Am I going to be sore tomorrow? I start my first lesson tonight?


----------



## tshadowchaser (Feb 3, 2003)

Most likely you will be, depending on your present physical condition.  Let us know how it goes.
tshadowchaser


----------



## Kenpomachine (Feb 3, 2003)

Cool down well after the class and strecht a bit.


----------



## Brother John (Feb 3, 2003)

Are you currently sedentary?
If so.... YES.
If not, not so much.

Don't skimp on your stretching!
and as I said before, RELAX........ and enjoy.

Your Brother
John


----------



## jfarnsworth (Feb 3, 2003)

You definately need to stretch before and after real well. Regardless of the shape your in you will use different muscles you may have forgotten about.


----------



## Jill666 (Feb 3, 2003)

Just got home from the dojo- back, shoulder & arms muscles are sore- that good sore. I'll stretch again before bed and in the morning before work. 
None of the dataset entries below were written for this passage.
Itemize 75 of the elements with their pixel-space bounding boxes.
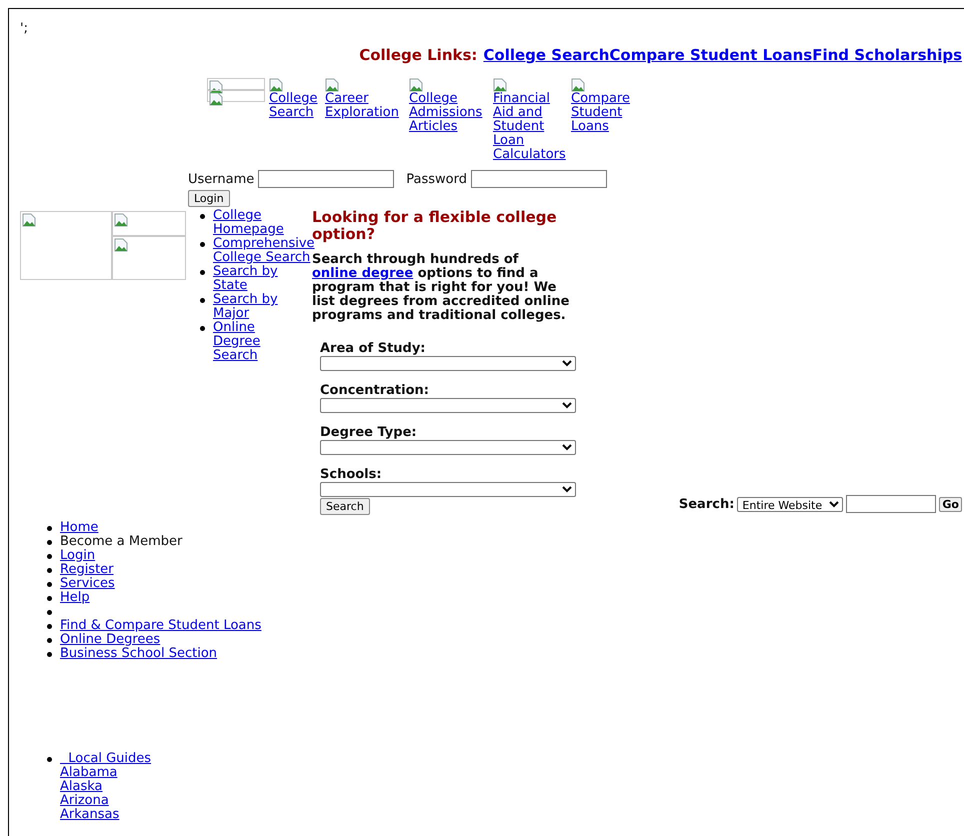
dropdown-field[interactable] [320,482,576,497]
state-link[interactable]: Arizona [60,794,962,808]
side-link[interactable]: Search by State [213,265,304,293]
bullet-icon [47,652,52,657]
nav-link[interactable]: College Search [269,92,321,120]
nav-link[interactable]: College Admissions Articles [409,92,489,134]
side-link[interactable]: Online Degree Search [213,321,304,363]
college-link[interactable]: College Search [483,46,610,64]
broken-image-icon [269,78,283,92]
stray-text: '; [20,21,29,36]
bullet-icon [47,526,52,531]
broken-image-icon [114,238,128,252]
footer-link[interactable]: Online Degrees [60,633,160,647]
state-link[interactable]: Alaska [60,780,962,794]
bullet-icon [200,214,205,219]
bullet-icon [200,326,205,331]
field-label: Concentration: [320,383,430,398]
nav-link[interactable]: Financial Aid and Student Loan Calculators [493,92,567,162]
scope-dropdown[interactable]: Entire Website [737,496,844,512]
site-search-label: Search: [678,496,734,512]
broken-image-icon [571,78,585,92]
nav-link[interactable]: Career Exploration [325,92,405,120]
broken-image-icon [209,92,223,106]
bullet-icon [47,554,52,559]
field-label: Schools: [320,467,383,482]
username-field[interactable] [258,170,394,188]
intro-paragraph: Search through hundreds of online degree options to find a program that is right for you! We list degrees from accredited online programs and traditional colleges. [312,253,570,323]
field-label: Area of Study: [320,341,427,356]
online-degree-link[interactable]: online degree [312,266,414,281]
broken-image-icon [22,213,36,227]
broken-image-icon [209,80,223,94]
footer-link[interactable]: Home [60,521,98,535]
bullet-icon [47,540,52,545]
footer-text: Become a Member [60,535,182,549]
college-link[interactable]: Compare Student Loans [609,46,812,64]
bullet-icon [47,624,52,629]
section-heading: Looking for a flexible college option? [312,209,558,243]
bullet-icon [200,298,205,303]
side-link[interactable]: Search by Major [213,293,304,321]
dropdown-field[interactable] [320,356,576,371]
broken-image-icon [325,78,339,92]
site-search-field[interactable] [846,495,936,513]
college-link[interactable]: Find Scholarships [812,46,962,64]
nav-link[interactable]: Compare Student Loans [571,92,633,134]
bullet-icon [47,757,52,762]
bullet-icon [200,242,205,247]
side-link[interactable]: College Homepage [213,209,304,237]
local-guides-link[interactable]: Local Guides [60,752,152,766]
bullet-icon [47,638,52,643]
state-link[interactable]: Alabama [60,766,962,780]
footer-link[interactable]: Register [60,563,114,577]
state-link[interactable]: Arkansas [60,808,962,822]
footer-link[interactable]: Services [60,577,115,591]
footer-link[interactable]: Find & Compare Student Loans [60,619,262,633]
dropdown-field[interactable] [320,398,576,413]
broken-image-icon [409,78,423,92]
field-label: Degree Type: [320,425,418,440]
footer-link[interactable]: Business School Section [60,647,218,661]
bullet-icon [47,610,52,615]
go-button[interactable]: Go [939,496,962,512]
footer-link[interactable]: Login [60,549,96,563]
password-field[interactable] [471,170,608,188]
search-button[interactable]: Search [320,498,370,515]
college-links-label: College Links: [359,46,478,64]
username-label: Username [188,172,254,186]
bullet-icon [200,270,205,275]
password-label: Password [406,172,468,186]
dropdown-field[interactable] [320,440,576,455]
bullet-icon [47,582,52,587]
bullet-icon [47,568,52,573]
bullet-icon [47,596,52,601]
login-button[interactable]: Login [188,190,230,207]
broken-image-icon [493,78,507,92]
broken-image-icon [114,213,128,227]
footer-link[interactable]: Help [60,591,90,605]
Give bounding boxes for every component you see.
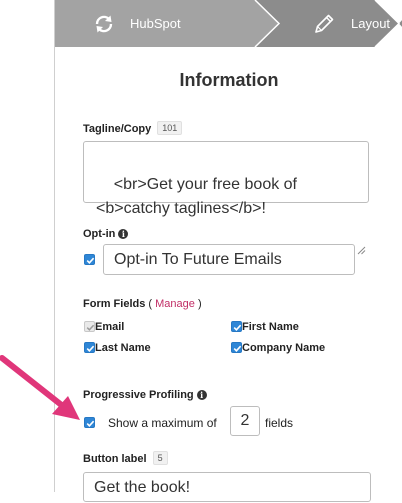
button-label-input[interactable]: Get the book! [83,472,371,502]
tagline-char-count: 101 [157,121,183,135]
email-field-label: Email [95,321,125,333]
max-fields-input[interactable]: 2 [230,406,260,436]
close-paren: ) [197,298,202,310]
button-label-row: Button label 5 [83,451,168,465]
settings-panel: HubSpot Layout Information Tagline/Copy 1… [54,0,402,502]
first-name-checkbox[interactable] [231,321,242,332]
company-name-field-label: Company Name [242,342,326,354]
last-name-checkbox[interactable] [84,342,95,353]
info-icon[interactable]: i [118,229,129,239]
tagline-label: Tagline/Copy [83,123,152,135]
form-fields-label-row: Form Fields ( Manage ) [83,298,202,310]
section-title: Information [179,70,279,90]
open-paren: ( [148,298,153,310]
step-layout[interactable]: Layout [255,0,402,47]
resize-handle-icon[interactable] [357,191,366,255]
manage-link[interactable]: Manage [155,298,195,310]
pencil-icon [311,11,337,37]
tagline-text: <br>Get your free book of <b>catchy tagl… [96,176,297,217]
optin-label: Opt-in [83,228,116,240]
optin-checkbox[interactable] [84,254,95,265]
optin-text-input[interactable]: Opt-in To Future Emails [103,244,355,275]
sync-icon [91,11,117,37]
email-checkbox[interactable] [84,321,95,332]
last-name-field-label: Last Name [95,342,151,354]
info-icon[interactable]: i [196,390,207,400]
progressive-profiling-label: Progressive Profiling [83,389,194,401]
step-layout-label: Layout [351,16,391,31]
company-name-checkbox[interactable] [231,342,242,353]
button-label-label: Button label [83,453,147,465]
progressive-profiling-checkbox[interactable] [84,417,95,428]
step-hubspot[interactable]: HubSpot [55,0,255,47]
tagline-textarea[interactable]: <br>Get your free book of <b>catchy tagl… [83,141,369,255]
fields-text: fields [265,416,294,430]
progressive-profiling-label-row: Progressive Profiling i [83,389,207,401]
annotation-arrow-icon [0,355,80,420]
show-maximum-text: Show a maximum of [108,416,217,430]
form-fields-label: Form Fields [83,298,146,310]
optin-label-row: Opt-in i [83,228,129,240]
wizard-steps: HubSpot Layout [55,0,402,47]
step-hubspot-label: HubSpot [130,16,181,31]
button-label-char-count: 5 [152,451,168,465]
tagline-label-row: Tagline/Copy 101 [83,121,183,135]
first-name-field-label: First Name [242,321,299,333]
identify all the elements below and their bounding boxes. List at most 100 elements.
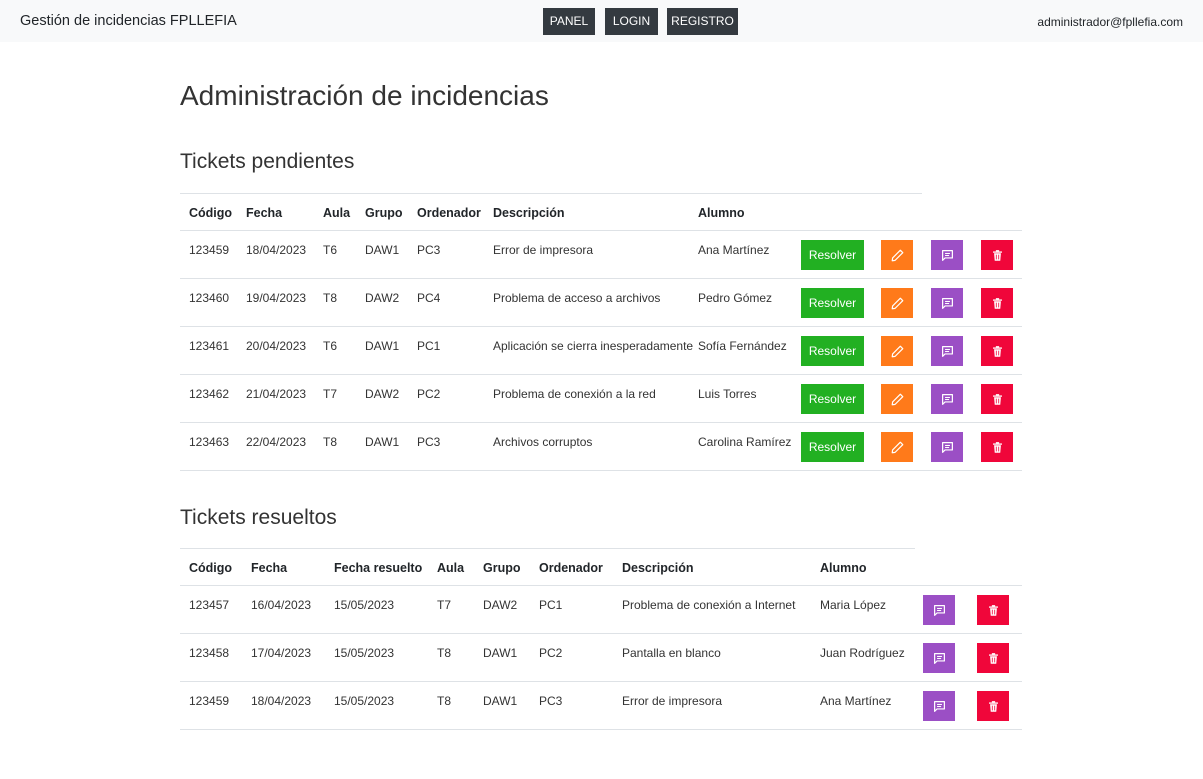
nav-panel-button[interactable]: PANEL [543, 8, 595, 35]
comment-button[interactable] [931, 240, 963, 270]
cell-ordenador: PC2 [417, 387, 441, 401]
edit-button[interactable] [881, 336, 913, 366]
pending-section-title: Tickets pendientes [180, 150, 355, 173]
trash-icon [988, 700, 998, 712]
cell-descripcion: Problema de conexión a la red [493, 387, 656, 401]
edit-button[interactable] [881, 288, 913, 318]
comment-icon [941, 345, 953, 357]
cell-grupo: DAW1 [483, 646, 518, 660]
trash-icon [988, 604, 998, 616]
cell-descripcion: Problema de conexión a Internet [622, 598, 796, 612]
header-descripcion: Descripción [622, 561, 694, 575]
delete-button[interactable] [977, 691, 1009, 721]
nav-login-button[interactable]: LOGIN [605, 8, 658, 35]
cell-descripcion: Error de impresora [622, 694, 723, 708]
table-row: 123459 18/04/2023 T6 DAW1 PC3 Error de i… [180, 230, 1022, 278]
delete-button[interactable] [977, 595, 1009, 625]
comment-icon [941, 297, 953, 309]
header-fecha: Fecha [246, 206, 283, 220]
cell-codigo: 123463 [189, 435, 230, 449]
comment-button[interactable] [923, 691, 955, 721]
header-grupo: Grupo [365, 206, 403, 220]
cell-fecha: 18/04/2023 [251, 694, 312, 708]
cell-aula: T6 [323, 339, 338, 353]
brand-title[interactable]: Gestión de incidencias FPLLEFIA [20, 13, 237, 29]
table-row: 123460 19/04/2023 T8 DAW2 PC4 Problema d… [180, 278, 1022, 326]
table-header: Código Fecha Aula Grupo Ordenador Descri… [180, 193, 1022, 230]
cell-fecha: 20/04/2023 [246, 339, 307, 353]
table-row: 123462 21/04/2023 T7 DAW2 PC2 Problema d… [180, 374, 1022, 422]
table-row: 123459 18/04/2023 15/05/2023 T8 DAW1 PC3… [180, 681, 1022, 730]
trash-icon [992, 297, 1002, 309]
cell-codigo: 123462 [189, 387, 230, 401]
cell-ordenador: PC3 [539, 694, 563, 708]
cell-codigo: 123459 [189, 243, 230, 257]
table-row: 123457 16/04/2023 15/05/2023 T7 DAW2 PC1… [180, 585, 1022, 633]
header-fecha-resuelto: Fecha resuelto [334, 561, 423, 575]
cell-aula: T8 [323, 291, 338, 305]
resolved-section-title: Tickets resueltos [180, 506, 337, 529]
comment-button[interactable] [931, 432, 963, 462]
edit-button[interactable] [881, 432, 913, 462]
cell-aula: T8 [437, 646, 452, 660]
comment-button[interactable] [923, 595, 955, 625]
trash-icon [988, 652, 998, 664]
cell-ordenador: PC1 [539, 598, 563, 612]
comment-icon [941, 249, 953, 261]
cell-descripcion: Pantalla en blanco [622, 646, 721, 660]
delete-button[interactable] [981, 384, 1013, 414]
delete-button[interactable] [981, 432, 1013, 462]
cell-fecha: 19/04/2023 [246, 291, 307, 305]
delete-button[interactable] [981, 288, 1013, 318]
comment-button[interactable] [931, 288, 963, 318]
cell-descripcion: Aplicación se cierra inesperadamente [493, 339, 694, 353]
cell-aula: T7 [437, 598, 452, 612]
cell-alumno: Carolina Ramírez [698, 435, 792, 449]
header-aula: Aula [437, 561, 465, 575]
table-header: Código Fecha Fecha resuelto Aula Grupo O… [180, 548, 1022, 585]
cell-grupo: DAW1 [483, 694, 518, 708]
resolve-button[interactable]: Resolver [801, 240, 864, 270]
pencil-icon [891, 393, 903, 405]
edit-button[interactable] [881, 384, 913, 414]
cell-grupo: DAW2 [483, 598, 518, 612]
pencil-icon [891, 249, 903, 261]
resolve-button[interactable]: Resolver [801, 384, 864, 414]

Actually, I think I was sore already! Trained yesterday am (breakfast club with other BB's) then housework, laundry shoe shopping, then shot 120 rounds at the gun club. Whew! Jeez, I need to lay down! :boing2: 

Sore is good. It means you have worked. Stay loose. Stretch, drink water. Love it.


----------



## Jas0n (Feb 3, 2003)

Tonight was Great! I want to thank you all for your help on here. I am a little sore, it was a good work out and I feel I really soaked up the blocks and kick combos taught. Mike is a very down to earth humble guy.
I will be back tomorrow.


----------



## cali_tkdbruin (Feb 4, 2003)

> _Originally posted by Jas0n _
> *Am I going to be sore tomorrow? I start my first lesson tonight? *



Yup, you can pretty much count on it. You will now be using muscles for your MA training which I would assume are unaccustomed to the type of excercise or stress that you'll be subjecting them to. Just hang tough, after you've conditioned your body to these new stresses you'll be okay...  :asian:


----------



## jfarnsworth (Feb 4, 2003)

> _Originally posted by Jill666 _
> *Just got home from the dojo- back, shoulder & arms muscles are sore- that good sore. I'll stretch again before bed and in the morning before work.
> 
> Actually, I think I was sore already! Trained yesterday am (breakfast club with other BB's) then housework, laundry shoe shopping, then shot 120 rounds at the gun club. Whew! Jeez, I need to lay down! :boing2:
> ...



Sounds to me like you had a good day.


----------



## Jas0n (Feb 4, 2003)

I am sore!
I also feel so dang fat! its deppressing.
Tonight was even better! Loved it!


----------



## ken_loc (Feb 15, 2003)

Two words , TIGER BALM.


----------



## cali_tkdbruin (Feb 16, 2003)

> _Originally posted by ken_loc _
> *Two words , TIGER BALM. *



Or, ICYHOT balm. Also, don't forget the Advil tablets and just regular ice. It works for me...


----------



## Michael Billings (Feb 16, 2003)

If you can find it, I like it better than Tiger Balm.  

-Michael
Kenpo-Texas.com


----------



## Nightingale (Feb 17, 2003)

http://www.allcombat.com/tigerliniment.html

Tiger Liniment.

Works like tiger balm, only better. Its an oil and can penetrate deeper into the skin, so you get much more of an effect.  It feels very warm, though, so don't use too much.


----------



## D.Cobb (Feb 23, 2003)

> _Originally posted by Jas0n _
> *Am I going to be sore tomorrow? I start my first lesson tonight? *


If youre not sore you weren't doing kenpo!!

--Dave


----------



## Titan Uk (Nov 1, 2003)

Enjoy the training. Soreness will pass but the knowledge that you learn will stay with you.

Work hard, play hard


----------



## WhiteTiger (Nov 11, 2003)

Why do you think the Healing Arts were taught as a suppliment to the Martial Arts?


----------



## Brother John (Nov 30, 2003)

Try supplementing with the amino acid "L-Glutamine". You can find it at most any place you'd buy vitamins! It's great for flushing the lactic acid from your sore muscles.

Your Brother
John


----------